I definitely would not support billing 95800 when they pick up the machine as there are too many things that could go wrong that lead to this being seen as fraudulent (equipment didn't work, patient did not hook up correctly, patient had to go to ER for something unrelated, etc.). While I can understand the logic to bill the TC when the patient picks it up and then the 26 after interpretation I personally would prefer to have 1 claim/1 accounts receivable for the revenue cycle team to manage vs. 2 claims. If the issue is the provider is taking inordinately long to review/interpret then that is an issue that should be addressed as the provider is holding up payment for the global charge.
 
I definitely would not support billing 95800 when they pick up the machine as there are too many things that could go wrong that lead to this being seen as fraudulent (equipment didn't work, patient did not hook up correctly, patient had to go to ER for something unrelated, etc.). While I can understand the logic to bill the TC when the patient picks it up and then the 26 after interpretation I personally would prefer to have 1 claim/1 accounts receivable for the revenue cycle team to manage vs. 2 claims. If the issue is the provider is taking inordinately long to review/interpret then that is an issue that should be addressed as the provider is holding up payment for the global charge.

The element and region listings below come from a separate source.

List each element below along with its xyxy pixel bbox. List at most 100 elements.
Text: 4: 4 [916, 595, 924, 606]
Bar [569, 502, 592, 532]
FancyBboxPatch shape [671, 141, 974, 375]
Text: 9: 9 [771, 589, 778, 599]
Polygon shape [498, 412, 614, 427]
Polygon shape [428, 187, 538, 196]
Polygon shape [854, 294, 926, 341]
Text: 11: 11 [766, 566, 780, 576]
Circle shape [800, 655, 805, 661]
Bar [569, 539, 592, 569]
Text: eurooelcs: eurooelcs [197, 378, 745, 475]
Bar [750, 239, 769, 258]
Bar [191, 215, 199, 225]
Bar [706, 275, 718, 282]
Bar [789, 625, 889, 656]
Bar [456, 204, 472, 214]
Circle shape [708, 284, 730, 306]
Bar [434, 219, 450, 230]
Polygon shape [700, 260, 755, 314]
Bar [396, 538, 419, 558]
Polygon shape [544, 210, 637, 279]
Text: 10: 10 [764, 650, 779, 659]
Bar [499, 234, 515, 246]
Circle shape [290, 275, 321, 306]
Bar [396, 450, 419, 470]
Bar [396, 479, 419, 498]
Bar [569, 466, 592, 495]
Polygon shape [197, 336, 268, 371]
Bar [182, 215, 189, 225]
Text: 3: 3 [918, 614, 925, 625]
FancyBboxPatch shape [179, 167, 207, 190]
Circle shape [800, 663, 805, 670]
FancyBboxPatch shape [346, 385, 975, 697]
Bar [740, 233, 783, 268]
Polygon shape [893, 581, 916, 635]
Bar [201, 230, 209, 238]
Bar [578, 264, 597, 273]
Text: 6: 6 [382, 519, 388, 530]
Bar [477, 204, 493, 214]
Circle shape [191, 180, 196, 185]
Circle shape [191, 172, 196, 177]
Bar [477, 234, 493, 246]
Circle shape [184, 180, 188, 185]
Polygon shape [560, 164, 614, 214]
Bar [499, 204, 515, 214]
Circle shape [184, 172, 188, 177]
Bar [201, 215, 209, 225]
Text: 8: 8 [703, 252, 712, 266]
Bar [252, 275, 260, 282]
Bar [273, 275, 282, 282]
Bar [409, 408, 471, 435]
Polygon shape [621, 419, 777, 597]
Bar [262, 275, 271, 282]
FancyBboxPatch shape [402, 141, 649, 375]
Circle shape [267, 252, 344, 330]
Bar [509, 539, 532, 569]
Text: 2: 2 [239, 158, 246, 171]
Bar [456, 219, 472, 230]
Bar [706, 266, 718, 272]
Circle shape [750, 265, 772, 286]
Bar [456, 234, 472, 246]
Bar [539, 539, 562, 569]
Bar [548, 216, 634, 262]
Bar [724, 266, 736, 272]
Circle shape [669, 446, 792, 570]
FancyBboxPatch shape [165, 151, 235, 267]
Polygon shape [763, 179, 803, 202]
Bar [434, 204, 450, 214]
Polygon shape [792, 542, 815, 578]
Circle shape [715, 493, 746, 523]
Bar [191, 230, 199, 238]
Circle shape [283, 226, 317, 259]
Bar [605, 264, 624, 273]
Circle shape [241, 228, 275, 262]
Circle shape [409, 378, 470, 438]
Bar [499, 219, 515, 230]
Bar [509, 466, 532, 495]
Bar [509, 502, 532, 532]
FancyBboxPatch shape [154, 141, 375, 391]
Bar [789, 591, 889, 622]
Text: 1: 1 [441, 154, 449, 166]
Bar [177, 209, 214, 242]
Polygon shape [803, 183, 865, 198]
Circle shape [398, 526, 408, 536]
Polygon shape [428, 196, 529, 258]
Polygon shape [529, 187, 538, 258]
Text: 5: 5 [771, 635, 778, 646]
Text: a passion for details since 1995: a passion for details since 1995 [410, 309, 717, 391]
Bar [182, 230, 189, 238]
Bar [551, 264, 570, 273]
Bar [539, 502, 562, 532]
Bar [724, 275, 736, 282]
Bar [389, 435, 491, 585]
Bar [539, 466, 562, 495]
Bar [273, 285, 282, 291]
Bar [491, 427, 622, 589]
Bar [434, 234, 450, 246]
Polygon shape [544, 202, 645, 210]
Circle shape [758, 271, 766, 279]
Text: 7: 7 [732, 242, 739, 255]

Thank you. I am looking for any information to back me up when I bring this to my supervisor's attention. It is a little different because it is at a military treatment facility, but I definitely do NOT agree with billing the code with the TC modifier twice, on pick up and drop off. The coder I took this over from also does not agree with the way that it has been coded, but for unknown reasons did not bring it up and just went along with it.